En 2012, son livre Biohistoire des papillons[7], fruit de vingt ans de travail, a été un événement. Partant de 86 000 observations faites en Loire-Atlantique et en Vendée et remontant jusqu’en 1734, il y utilise les papillons comme des bio-indicateurs permettant de mettre en évidence et de mesurer l’érosion de la biodiversité au cours des décennies récentes, élaborant pour ce faire des démarches et méthodologies nouvelles[8].

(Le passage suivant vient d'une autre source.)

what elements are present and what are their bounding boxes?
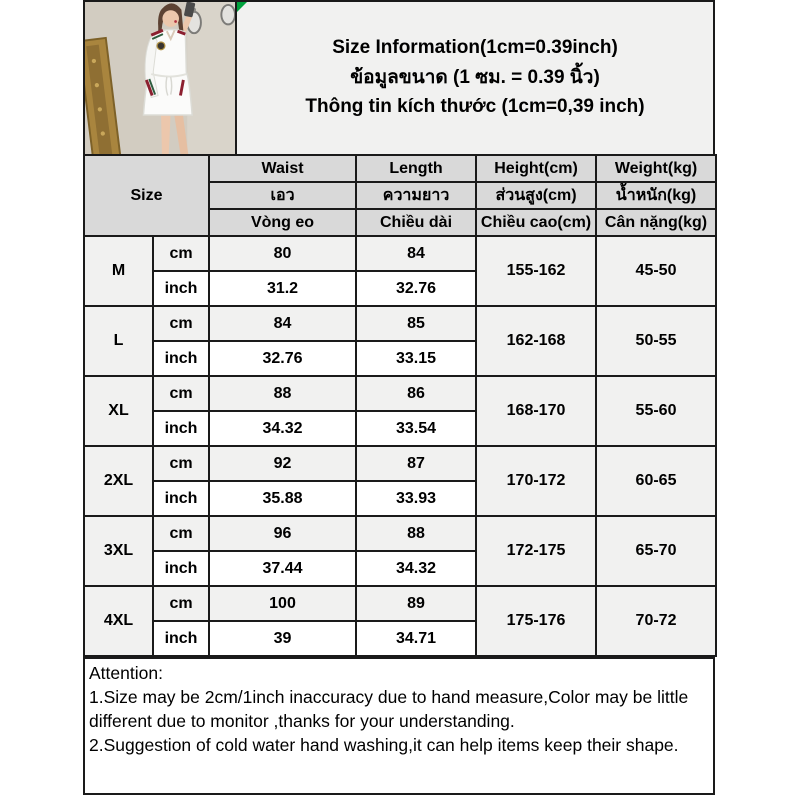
weight-value: 60-65 xyxy=(595,445,718,517)
table-row: 3XL cm 96 88 172-175 65-70 xyxy=(83,515,718,587)
height-value: 155-162 xyxy=(475,235,598,307)
green-corner-marker-icon xyxy=(237,2,247,12)
unit-label-cm: cm xyxy=(151,305,211,342)
header-waist-th: เอว xyxy=(208,181,358,210)
height-value: 170-172 xyxy=(475,445,598,517)
waist-inch-value: 37.44 xyxy=(208,550,358,587)
length-inch-value: 34.32 xyxy=(355,550,478,587)
unit-label-cm: cm xyxy=(151,515,211,552)
header-height-en: Height(cm) xyxy=(475,154,598,183)
table-row: M cm 80 84 155-162 45-50 xyxy=(83,235,718,307)
unit-label-cm: cm xyxy=(151,445,211,482)
attention-heading: Attention: xyxy=(89,663,163,683)
waist-inch-value: 39 xyxy=(208,620,358,657)
header-weight-en: Weight(kg) xyxy=(595,154,718,183)
header-height-th: ส่วนสูง(cm) xyxy=(475,181,598,210)
header-row-vietnamese: Vòng eo Chiều dài Chiều cao(cm) Cân nặng… xyxy=(84,208,718,237)
length-inch-value: 34.71 xyxy=(355,620,478,657)
length-cm-value: 85 xyxy=(355,305,478,342)
header-waist-en: Waist xyxy=(208,154,358,183)
weight-value: 55-60 xyxy=(595,375,718,447)
table-row: XL cm 88 86 168-170 55-60 xyxy=(83,375,718,447)
size-label: M xyxy=(83,235,154,307)
waist-inch-value: 31.2 xyxy=(208,270,358,307)
weight-value: 65-70 xyxy=(595,515,718,587)
height-value: 162-168 xyxy=(475,305,598,377)
height-value: 168-170 xyxy=(475,375,598,447)
weight-value: 50-55 xyxy=(595,305,718,377)
height-value: 172-175 xyxy=(475,515,598,587)
table-row: inch 31.2 32.76 xyxy=(84,270,716,307)
unit-label-inch: inch xyxy=(151,480,211,517)
attention-box: Attention: 1.Size may be 2cm/1inch inacc… xyxy=(83,657,715,795)
header-weight-th: น้ำหนัก(kg) xyxy=(595,181,718,210)
unit-label-cm: cm xyxy=(151,585,211,622)
weight-value: 45-50 xyxy=(595,235,718,307)
title-english: Size Information(1cm=0.39inch) xyxy=(332,36,618,58)
height-value: 175-176 xyxy=(475,585,598,657)
unit-label-inch: inch xyxy=(151,550,211,587)
unit-label-cm: cm xyxy=(151,375,211,412)
length-inch-value: 32.76 xyxy=(355,270,478,307)
title-box: Size Information(1cm=0.39inch) ข้อมูลขนา… xyxy=(235,0,715,156)
header-length-en: Length xyxy=(355,154,478,183)
waist-cm-value: 80 xyxy=(208,235,358,272)
size-label: XL xyxy=(83,375,154,447)
length-cm-value: 86 xyxy=(355,375,478,412)
unit-label-inch: inch xyxy=(151,340,211,377)
header-row-thai: เอว ความยาว ส่วนสูง(cm) น้ำหนัก(kg) xyxy=(84,181,718,210)
gold-mirror-frame xyxy=(85,36,124,154)
length-inch-value: 33.93 xyxy=(355,480,478,517)
length-cm-value: 89 xyxy=(355,585,478,622)
waist-cm-value: 100 xyxy=(208,585,358,622)
header-length-th: ความยาว xyxy=(355,181,478,210)
length-cm-value: 87 xyxy=(355,445,478,482)
table-row: L cm 84 85 162-168 50-55 xyxy=(83,305,718,377)
weight-value: 70-72 xyxy=(595,585,718,657)
attention-note-1: 1.Size may be 2cm/1inch inaccuracy due t… xyxy=(89,687,689,731)
header-waist-vi: Vòng eo xyxy=(208,208,358,237)
size-label: 2XL xyxy=(83,445,154,517)
table-row: inch 32.76 33.15 xyxy=(84,340,716,377)
waist-cm-value: 88 xyxy=(208,375,358,412)
unit-label-inch: inch xyxy=(151,270,211,307)
unit-label-cm: cm xyxy=(151,235,211,272)
length-cm-value: 84 xyxy=(355,235,478,272)
header-row-english: Size Waist Length Height(cm) Weight(kg) xyxy=(82,154,718,237)
length-inch-value: 33.15 xyxy=(355,340,478,377)
header-weight-vi: Cân nặng(kg) xyxy=(595,208,718,237)
table-row: 4XL cm 100 89 175-176 70-72 xyxy=(83,585,718,657)
table-row: inch 35.88 33.93 xyxy=(84,480,716,517)
title-thai: ข้อมูลขนาด (1 ซม. = 0.39 นิ้ว) xyxy=(350,66,600,88)
header-length-vi: Chiều dài xyxy=(355,208,478,237)
size-label: 3XL xyxy=(83,515,154,587)
table-row: inch 39 34.71 xyxy=(84,620,716,657)
table-row: inch 37.44 34.32 xyxy=(84,550,716,587)
waist-cm-value: 96 xyxy=(208,515,358,552)
size-label: 4XL xyxy=(83,585,154,657)
product-photo-illustration xyxy=(85,2,235,154)
waist-cm-value: 92 xyxy=(208,445,358,482)
table-row: inch 34.32 33.54 xyxy=(84,410,716,447)
size-label: L xyxy=(83,305,154,377)
attention-note-2: 2.Suggestion of cold water hand washing,… xyxy=(89,735,679,755)
size-table: Size Waist Length Height(cm) Weight(kg) … xyxy=(82,154,718,657)
unit-label-inch: inch xyxy=(151,620,211,657)
length-inch-value: 33.54 xyxy=(355,410,478,447)
product-photo xyxy=(83,0,237,156)
title-vietnamese: Thông tin kích thước (1cm=0,39 inch) xyxy=(305,96,645,118)
waist-inch-value: 35.88 xyxy=(208,480,358,517)
unit-label-inch: inch xyxy=(151,410,211,447)
length-cm-value: 88 xyxy=(355,515,478,552)
waist-cm-value: 84 xyxy=(208,305,358,342)
waist-inch-value: 32.76 xyxy=(208,340,358,377)
waist-inch-value: 34.32 xyxy=(208,410,358,447)
table-row: 2XL cm 92 87 170-172 60-65 xyxy=(83,445,718,517)
size-corner-label: Size xyxy=(82,154,211,237)
header-height-vi: Chiều cao(cm) xyxy=(475,208,598,237)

Christian Perrein présentant sa "Biohistoire des papillons",
en 2014 sur Télé Nantes.

[1]

Bellouard de Jémonville (François-Frédéric), Anecdotes de la ville de Montaigu en Poitou, 1742. Ce texte est accessible dans le Dictionnaire historique des communes de Vendée, sur le site des Archives de la Vendée (rubrique "Événements politiques & historiques majeurs").

 
[2]

En Vendée, on rencontre aussi deux "rues des Juifs", à Pissote et à Mervent ; et dans le voisinage plus immédiat de Montaigu, on trouve d’autres "rues de la Juiverie" à Beaupreau et à Nantes. 

 
[3]

Entretiens en 2012 avec Philippe Bossis, professeur émérite de la faculté d’histoire de Nantes.

 
[4]

Plan, état de sections et matrice du cadastre de 1814 (Arch. dép. de la Vendée : 3 P 146).

 
[5]

Cette thèse portait sur "Emile Gadeceau (1845-1928) : phytoécologue et biohistorien".

 
[6]

Quelques-unes des publications de Christian Perrein sur ce sujet : Morphogénèse d'un finage de hameau : l'Epinassière de Saint-Hilaire-de-Loulay : perspectives, 1983 ; "Datation d’un système en réseau construit et planté : la haie vive sur talus. L’utilisation des données botaniques", Revue de l’Art, 1984 ; "Datation de la haie vive en Vendée", Dossiers d’Archéologie, n°106, juin 1986 ; Contribution à l’archéologie des bocages : recherches méthodologiques sur l’utilisation des données botaniques de la haie vive, 1987 ; "Phytohistoire : les bocages tels un grand jardin", 303. Arts, recherches et créations, n°14, 1987 ; "Archéologie des bocages : phytohistoire de la haie vive", in Guilaine (dir.), Pour une archéologie agraire. À la croisée des sciences de l’Homme et de la nature, 1991 ; "Le projet français de biohistoire", in Lettre de l'Atlas (entomologique régional), n°12, mars 1999…

 
[7]

Perrein (Christian), Biohistoire des papillons : diversité et conservation des lépidoptères rhopalocères en Loire-Atlantique et en Vendée, 2012, 621 p.

 
[8]

Sur ce travail, on réécoutera les émissions scientifiques "18h à savoir" du 23 avril 2014 sur Télé Nantes (7’ 38"), et "Le Labo des Savoirs" du 13 novembre 2016 sur Radio Grand Ciel (56’ 45").